Nigeria’s economy nearly doubled in size on Sunday, outpacing South Africa’s and catching up to Belgium. “As days go, it was a good one,” writes The Atlantic’s global editor Uri Friedman. But, as he explains, the overnight miracle has less to do with spontaneous, hyper-rapid economic development as it does with correcting for a longstanding measurement error. After twenty-four years, the Nigerian National Bureau of Statistics updated its metrics for calculating gross domestic product (GDP)—a process known as “rebasing,” which in wealthier countries happens every few years. With thriving sectors like the country’s film industry, Nollywood, and the explosion of cell phone use taken into account, Nigeria’s economy is worth $510 billion, making it the twenty-sixth largest in the world. This numerical shift on paper has real world implications: a higher GDP means Nigeria is no longer eligible for certain kinds of development aid; it also makes the country more attractive to foreign investors.
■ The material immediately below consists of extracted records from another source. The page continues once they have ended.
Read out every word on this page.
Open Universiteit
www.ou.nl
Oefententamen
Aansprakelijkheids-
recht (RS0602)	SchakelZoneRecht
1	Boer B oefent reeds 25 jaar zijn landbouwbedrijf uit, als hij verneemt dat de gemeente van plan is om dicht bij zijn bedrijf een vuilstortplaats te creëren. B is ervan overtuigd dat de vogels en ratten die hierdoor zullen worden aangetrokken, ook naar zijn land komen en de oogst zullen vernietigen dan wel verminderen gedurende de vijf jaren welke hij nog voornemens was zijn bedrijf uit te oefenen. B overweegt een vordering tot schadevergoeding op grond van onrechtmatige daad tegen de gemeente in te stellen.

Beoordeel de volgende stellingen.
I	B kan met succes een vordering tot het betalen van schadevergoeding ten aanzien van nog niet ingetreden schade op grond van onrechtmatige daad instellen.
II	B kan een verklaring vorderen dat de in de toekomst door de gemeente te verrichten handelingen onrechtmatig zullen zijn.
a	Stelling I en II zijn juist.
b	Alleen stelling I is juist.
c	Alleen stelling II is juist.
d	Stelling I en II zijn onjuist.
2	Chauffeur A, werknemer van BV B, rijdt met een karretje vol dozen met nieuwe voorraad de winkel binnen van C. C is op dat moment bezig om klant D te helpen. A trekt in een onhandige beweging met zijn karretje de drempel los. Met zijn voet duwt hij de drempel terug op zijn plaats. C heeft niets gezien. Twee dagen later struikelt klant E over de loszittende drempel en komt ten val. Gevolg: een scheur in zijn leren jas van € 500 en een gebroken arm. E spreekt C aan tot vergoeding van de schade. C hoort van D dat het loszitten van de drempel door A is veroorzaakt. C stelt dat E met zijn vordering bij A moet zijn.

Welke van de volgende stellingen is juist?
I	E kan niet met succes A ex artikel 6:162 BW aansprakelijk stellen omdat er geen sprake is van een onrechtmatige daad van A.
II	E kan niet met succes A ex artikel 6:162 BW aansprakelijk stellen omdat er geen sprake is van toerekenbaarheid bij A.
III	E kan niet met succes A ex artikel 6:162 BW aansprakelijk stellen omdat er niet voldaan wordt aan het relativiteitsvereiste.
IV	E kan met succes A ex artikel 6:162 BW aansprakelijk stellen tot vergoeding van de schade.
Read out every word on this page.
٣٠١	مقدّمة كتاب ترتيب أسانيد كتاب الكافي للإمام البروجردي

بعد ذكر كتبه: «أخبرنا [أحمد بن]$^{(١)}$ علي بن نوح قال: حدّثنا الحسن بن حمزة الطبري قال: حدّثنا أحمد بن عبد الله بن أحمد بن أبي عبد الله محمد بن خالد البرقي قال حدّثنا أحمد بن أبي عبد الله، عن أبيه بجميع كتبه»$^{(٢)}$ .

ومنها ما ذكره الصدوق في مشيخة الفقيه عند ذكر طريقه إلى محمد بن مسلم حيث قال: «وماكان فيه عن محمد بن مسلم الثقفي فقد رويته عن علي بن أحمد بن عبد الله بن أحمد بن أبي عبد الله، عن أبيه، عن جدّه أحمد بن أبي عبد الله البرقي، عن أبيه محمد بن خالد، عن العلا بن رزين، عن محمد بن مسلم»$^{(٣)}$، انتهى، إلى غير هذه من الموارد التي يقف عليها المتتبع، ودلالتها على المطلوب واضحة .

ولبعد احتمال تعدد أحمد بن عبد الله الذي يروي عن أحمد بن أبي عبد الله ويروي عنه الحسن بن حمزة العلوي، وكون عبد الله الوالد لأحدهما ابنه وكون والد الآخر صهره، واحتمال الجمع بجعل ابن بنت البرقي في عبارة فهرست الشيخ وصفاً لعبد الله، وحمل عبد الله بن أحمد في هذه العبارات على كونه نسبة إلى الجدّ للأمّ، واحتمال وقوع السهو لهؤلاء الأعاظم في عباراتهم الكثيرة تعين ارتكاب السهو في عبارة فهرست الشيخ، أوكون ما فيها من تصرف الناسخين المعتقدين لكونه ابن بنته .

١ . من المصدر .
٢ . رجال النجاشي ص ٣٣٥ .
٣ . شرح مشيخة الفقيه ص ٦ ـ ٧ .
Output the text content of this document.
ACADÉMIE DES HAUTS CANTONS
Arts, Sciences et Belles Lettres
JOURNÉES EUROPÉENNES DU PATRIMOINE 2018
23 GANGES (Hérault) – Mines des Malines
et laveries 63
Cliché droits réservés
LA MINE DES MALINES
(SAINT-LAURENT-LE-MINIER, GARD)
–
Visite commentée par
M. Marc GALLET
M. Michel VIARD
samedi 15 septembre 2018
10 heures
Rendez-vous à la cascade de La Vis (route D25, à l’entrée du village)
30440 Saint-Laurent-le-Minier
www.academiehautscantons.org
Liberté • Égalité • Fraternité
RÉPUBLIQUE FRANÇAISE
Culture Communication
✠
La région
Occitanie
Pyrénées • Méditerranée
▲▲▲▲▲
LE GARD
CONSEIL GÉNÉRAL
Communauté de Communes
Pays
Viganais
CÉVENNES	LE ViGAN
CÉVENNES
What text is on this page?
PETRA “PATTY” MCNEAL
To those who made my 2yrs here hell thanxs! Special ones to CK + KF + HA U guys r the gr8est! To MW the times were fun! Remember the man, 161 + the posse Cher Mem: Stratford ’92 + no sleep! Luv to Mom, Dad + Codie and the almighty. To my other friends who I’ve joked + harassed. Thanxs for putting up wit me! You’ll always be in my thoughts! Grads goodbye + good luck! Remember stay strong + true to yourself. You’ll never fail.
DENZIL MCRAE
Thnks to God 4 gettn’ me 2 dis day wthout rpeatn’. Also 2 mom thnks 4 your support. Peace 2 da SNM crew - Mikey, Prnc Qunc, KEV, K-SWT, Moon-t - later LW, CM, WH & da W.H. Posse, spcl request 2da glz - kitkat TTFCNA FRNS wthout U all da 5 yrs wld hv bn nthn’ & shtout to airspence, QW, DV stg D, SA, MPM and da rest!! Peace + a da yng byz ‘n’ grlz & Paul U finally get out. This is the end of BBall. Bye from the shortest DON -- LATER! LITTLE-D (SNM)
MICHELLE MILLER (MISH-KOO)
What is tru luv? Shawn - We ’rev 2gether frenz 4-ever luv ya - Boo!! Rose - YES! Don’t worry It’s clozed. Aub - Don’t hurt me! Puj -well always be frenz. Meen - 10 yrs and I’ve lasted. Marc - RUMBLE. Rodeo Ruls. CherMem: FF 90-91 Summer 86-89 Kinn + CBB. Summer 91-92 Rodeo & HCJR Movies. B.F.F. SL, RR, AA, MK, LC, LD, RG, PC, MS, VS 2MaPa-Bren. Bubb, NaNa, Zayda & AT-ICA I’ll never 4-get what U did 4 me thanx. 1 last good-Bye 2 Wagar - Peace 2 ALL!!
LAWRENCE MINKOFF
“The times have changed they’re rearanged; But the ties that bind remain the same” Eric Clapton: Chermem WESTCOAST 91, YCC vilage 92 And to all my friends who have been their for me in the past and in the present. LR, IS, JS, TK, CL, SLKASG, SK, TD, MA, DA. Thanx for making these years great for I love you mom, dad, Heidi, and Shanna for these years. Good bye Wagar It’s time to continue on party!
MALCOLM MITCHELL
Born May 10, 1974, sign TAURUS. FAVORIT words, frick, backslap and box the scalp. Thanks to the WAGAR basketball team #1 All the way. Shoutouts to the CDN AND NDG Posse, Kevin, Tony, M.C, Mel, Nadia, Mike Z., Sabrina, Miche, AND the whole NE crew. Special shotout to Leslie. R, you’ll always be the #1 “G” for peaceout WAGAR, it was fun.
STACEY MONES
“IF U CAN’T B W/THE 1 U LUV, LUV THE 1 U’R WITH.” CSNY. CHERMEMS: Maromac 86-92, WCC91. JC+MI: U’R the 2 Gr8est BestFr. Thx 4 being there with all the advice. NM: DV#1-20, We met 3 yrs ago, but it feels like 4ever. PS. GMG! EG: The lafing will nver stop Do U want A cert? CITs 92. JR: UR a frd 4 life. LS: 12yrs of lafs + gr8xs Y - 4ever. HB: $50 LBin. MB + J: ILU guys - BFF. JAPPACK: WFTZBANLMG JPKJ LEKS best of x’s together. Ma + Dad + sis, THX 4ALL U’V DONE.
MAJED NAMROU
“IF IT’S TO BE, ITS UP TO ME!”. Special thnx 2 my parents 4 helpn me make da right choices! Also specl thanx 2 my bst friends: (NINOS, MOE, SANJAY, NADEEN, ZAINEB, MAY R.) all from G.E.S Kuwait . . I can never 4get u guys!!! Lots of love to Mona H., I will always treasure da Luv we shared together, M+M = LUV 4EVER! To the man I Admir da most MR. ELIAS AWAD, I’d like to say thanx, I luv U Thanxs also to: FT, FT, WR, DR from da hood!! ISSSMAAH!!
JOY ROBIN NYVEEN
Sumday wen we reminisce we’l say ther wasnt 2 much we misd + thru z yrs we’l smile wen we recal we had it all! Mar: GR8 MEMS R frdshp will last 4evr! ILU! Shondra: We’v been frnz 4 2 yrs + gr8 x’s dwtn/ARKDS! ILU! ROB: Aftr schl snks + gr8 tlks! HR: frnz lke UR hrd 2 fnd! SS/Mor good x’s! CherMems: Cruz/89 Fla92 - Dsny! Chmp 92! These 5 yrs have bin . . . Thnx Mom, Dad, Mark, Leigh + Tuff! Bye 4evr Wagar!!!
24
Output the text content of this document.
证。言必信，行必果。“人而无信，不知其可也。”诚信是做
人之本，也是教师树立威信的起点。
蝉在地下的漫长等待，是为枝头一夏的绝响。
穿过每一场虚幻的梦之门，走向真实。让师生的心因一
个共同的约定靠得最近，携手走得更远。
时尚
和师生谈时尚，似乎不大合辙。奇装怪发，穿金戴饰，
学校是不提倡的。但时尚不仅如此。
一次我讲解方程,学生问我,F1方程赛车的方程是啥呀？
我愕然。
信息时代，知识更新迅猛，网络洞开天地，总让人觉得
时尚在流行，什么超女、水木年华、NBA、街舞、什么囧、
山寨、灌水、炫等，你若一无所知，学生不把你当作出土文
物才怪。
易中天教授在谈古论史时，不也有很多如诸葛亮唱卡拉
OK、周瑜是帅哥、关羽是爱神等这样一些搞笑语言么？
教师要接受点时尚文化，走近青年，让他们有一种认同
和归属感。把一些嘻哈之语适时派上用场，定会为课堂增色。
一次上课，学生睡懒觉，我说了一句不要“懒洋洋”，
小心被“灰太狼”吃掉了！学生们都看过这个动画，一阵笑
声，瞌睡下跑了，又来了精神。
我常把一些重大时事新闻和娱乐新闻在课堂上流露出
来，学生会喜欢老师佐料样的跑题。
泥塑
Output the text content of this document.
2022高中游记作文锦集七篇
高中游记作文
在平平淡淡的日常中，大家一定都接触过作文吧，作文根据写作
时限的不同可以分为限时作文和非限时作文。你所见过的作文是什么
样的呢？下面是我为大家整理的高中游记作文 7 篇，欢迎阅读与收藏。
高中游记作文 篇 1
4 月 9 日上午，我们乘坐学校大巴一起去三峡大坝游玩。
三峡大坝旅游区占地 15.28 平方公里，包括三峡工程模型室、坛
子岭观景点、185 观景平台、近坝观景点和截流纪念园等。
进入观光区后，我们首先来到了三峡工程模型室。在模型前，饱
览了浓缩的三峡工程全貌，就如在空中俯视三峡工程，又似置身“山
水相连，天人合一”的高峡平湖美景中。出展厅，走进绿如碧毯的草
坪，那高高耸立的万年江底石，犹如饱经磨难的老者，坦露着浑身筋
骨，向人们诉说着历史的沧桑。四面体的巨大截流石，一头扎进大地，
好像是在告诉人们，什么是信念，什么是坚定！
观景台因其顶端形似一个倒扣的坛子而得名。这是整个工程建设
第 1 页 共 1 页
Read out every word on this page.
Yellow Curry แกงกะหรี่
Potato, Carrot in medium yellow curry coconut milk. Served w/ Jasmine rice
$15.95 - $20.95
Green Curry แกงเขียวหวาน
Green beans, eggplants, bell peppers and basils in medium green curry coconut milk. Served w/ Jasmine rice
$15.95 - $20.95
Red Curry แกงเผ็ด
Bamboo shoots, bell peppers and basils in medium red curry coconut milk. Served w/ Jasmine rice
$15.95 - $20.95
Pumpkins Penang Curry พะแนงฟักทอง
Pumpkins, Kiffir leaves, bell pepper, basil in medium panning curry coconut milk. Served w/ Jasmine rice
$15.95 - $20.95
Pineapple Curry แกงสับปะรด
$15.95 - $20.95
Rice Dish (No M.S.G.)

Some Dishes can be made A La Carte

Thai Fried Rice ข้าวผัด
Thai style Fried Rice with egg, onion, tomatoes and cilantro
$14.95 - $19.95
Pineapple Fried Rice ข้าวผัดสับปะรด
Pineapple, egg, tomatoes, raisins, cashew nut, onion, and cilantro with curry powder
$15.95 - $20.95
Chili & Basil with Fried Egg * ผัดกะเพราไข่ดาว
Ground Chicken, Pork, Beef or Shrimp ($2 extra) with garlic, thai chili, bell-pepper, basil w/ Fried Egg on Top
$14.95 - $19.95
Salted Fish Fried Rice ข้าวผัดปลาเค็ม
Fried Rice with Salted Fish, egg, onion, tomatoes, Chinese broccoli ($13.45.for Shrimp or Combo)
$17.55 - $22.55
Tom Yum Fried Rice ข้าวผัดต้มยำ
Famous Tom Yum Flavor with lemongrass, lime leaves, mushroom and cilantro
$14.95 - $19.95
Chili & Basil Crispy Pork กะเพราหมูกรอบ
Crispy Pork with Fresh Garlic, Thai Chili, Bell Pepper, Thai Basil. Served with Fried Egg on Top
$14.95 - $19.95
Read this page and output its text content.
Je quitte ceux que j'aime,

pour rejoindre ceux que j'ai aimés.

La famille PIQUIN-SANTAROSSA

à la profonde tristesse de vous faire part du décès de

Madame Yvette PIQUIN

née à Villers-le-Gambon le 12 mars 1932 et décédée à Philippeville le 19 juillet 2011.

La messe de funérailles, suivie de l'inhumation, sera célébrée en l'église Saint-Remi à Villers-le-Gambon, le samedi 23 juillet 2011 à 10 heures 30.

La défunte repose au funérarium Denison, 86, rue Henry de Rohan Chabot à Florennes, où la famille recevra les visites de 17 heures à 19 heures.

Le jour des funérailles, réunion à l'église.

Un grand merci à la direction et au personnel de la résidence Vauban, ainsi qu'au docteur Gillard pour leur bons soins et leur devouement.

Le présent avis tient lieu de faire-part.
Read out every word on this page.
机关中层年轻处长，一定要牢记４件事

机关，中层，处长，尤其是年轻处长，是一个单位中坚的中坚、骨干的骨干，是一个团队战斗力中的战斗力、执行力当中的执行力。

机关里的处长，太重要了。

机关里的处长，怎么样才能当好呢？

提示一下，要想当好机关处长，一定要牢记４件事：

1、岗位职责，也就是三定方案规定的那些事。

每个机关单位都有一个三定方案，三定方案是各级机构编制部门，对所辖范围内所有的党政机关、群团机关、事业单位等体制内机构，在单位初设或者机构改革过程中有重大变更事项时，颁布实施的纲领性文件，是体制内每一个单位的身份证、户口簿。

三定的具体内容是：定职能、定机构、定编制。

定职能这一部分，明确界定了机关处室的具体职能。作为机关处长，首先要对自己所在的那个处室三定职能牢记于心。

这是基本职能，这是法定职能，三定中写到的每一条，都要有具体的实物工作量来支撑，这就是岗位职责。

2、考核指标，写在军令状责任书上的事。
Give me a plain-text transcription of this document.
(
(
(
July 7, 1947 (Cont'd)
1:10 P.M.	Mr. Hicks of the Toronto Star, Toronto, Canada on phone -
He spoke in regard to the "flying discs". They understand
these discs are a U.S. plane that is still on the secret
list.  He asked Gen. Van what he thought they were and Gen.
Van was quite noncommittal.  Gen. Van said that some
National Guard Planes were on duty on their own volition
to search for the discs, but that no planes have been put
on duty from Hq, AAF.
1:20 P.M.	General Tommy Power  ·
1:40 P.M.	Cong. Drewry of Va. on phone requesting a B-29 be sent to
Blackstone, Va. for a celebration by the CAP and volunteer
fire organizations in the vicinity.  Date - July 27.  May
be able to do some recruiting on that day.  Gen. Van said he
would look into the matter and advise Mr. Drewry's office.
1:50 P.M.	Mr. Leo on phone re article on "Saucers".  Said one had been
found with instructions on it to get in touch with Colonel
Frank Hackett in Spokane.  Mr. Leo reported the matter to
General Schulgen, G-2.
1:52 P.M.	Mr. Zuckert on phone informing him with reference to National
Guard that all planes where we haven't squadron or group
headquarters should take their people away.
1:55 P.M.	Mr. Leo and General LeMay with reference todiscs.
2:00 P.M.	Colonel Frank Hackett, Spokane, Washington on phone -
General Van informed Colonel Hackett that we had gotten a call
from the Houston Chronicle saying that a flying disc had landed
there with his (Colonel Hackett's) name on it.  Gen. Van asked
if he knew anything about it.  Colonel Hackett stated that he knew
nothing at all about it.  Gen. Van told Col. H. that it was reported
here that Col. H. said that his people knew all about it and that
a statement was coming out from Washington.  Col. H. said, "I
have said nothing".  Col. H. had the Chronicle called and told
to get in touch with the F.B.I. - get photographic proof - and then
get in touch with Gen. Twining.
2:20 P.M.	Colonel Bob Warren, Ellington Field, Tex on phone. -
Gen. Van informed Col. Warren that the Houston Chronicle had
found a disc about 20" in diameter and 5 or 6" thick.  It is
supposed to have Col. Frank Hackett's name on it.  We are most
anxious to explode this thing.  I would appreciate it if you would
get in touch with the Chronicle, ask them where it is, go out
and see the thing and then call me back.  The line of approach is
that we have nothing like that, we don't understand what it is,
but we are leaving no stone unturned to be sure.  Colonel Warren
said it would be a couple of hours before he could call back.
On the global stage, Nigeria can now contend for membership to political groupings like the G-20, the BRICS and the UN Security Council. It’s important to note that GDP only tells us so much and is far from a perfect gauge of societal wellbeing; the cheery statistical revelation about Nigeria’s overall economic health does little for the growing number of Nigerians living in extreme poverty. As the Uruguayan journalist Eduardo Galeano cuttingly put it, “In our countries, numbers live better than people.”
—Benjamin Pokross focuses on education and the arts.
“Chicago decriminalized marijuana possession—but not for everyone,” by Mick Dumke. The Chicago Reader, April 7, 2014.
In this piece for The Chicago Reader, Mick Dumke shows the failures of Chicago’s attempt to reform its marijuana laws, replacing possible prison time for possession of under fifteen grams with a ticketing system. The article makes good use of statistics and data to show how racial profiling has not diminished under these policies and has in some areas become even more severe. He also extends a sympathetic ear to the policemen and women who work these beats and who express their discomfort with the policies that they are expected to enforce. While the piece may seem like old news to some, Dumke’s mix of dogged reporting and statistics research proves a powerful indictment of superficial approaches to drug reform.